Le Triangle de Rennes accueille An Immigrant’s Story de Wanjiru Kamuyu, mercredi 3 décembre 2025. La chorégraphe revient dans cette création sur son parcours de migrante entre le Kenya, l’Amérique du Nord et l’Europe, et interroge, avec critique et humour, les privilèges et l’altérité.

« Immigration : nom féminin.

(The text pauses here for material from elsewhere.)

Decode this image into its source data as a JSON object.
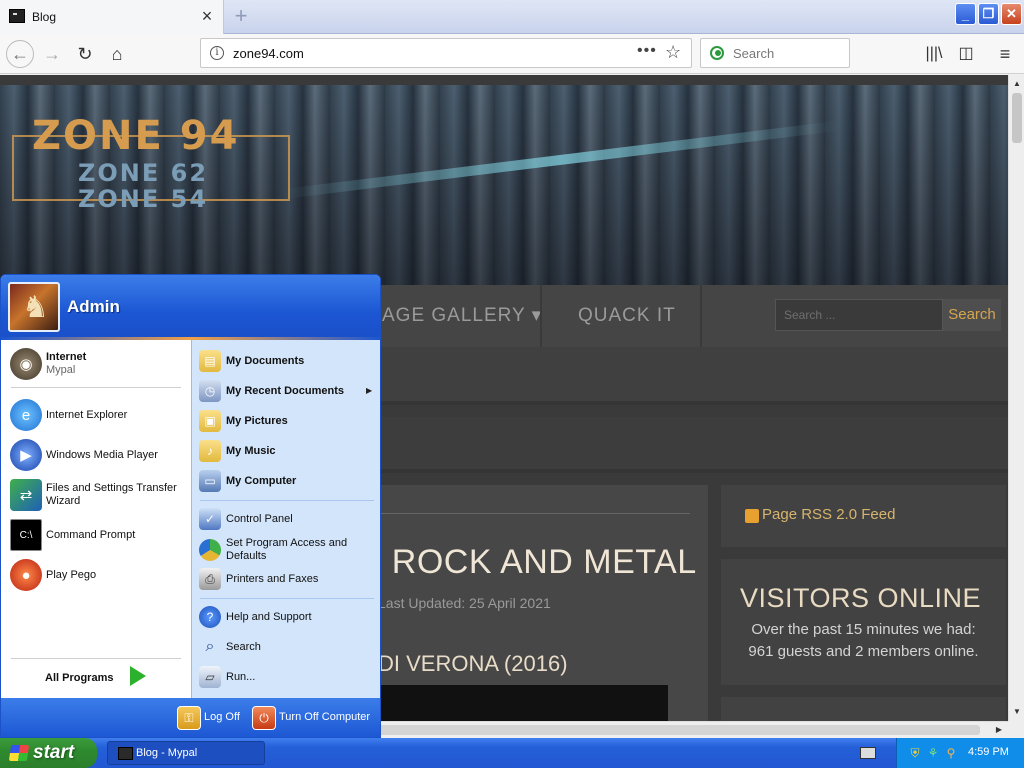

Installation dans un pays d’un individu ou d’un groupe d’individus originaires d’un autre pays. (L’immigration est le plus souvent motivée par la recherche d’un emploi et la perspective d’une meilleure qualité de vie.) » Si telle est la définition du dictionnaire Larousse, avec An Immigrant’s Story, Wanjiru Kamuyu danse cette notion avec un regard à la fois critique et amusé, individuel et collectif.

Wanjiru Kamuyu
Wanjiru Kamuyu © Mathieu Waddell

Entre Afrique, Amérique du Nord et Europe

Wanjiru Kamuyu est Kényane Mũgikũyũ / Africaine-Américaine : elle est née à Nairobi (Kenya) d’une mère Africaine-Américaine, a étudié aux États-Unis et vit à Paris depuis 2007. « Quand je suis née, il n’était pas possible d’obtenir la double nationalité, ma mère a choisi le passeport américain. La personne au bureau de l’immigration lui avait dit qu’elle avait fait le bon choix », se souvient-elle avant de préciser : « Le passeport étatsunien me donne le privilège de voyager dans le monde avec beaucoup de facilité. Celui du Kenya, lui, ne donne aucun privilège en comparaison, il permet de visiter 42 pays. » Dans le spectacle An Immigrant’s Story, elle revient justement sur cette question de privilèges et de frontières, visibles ou invisibles.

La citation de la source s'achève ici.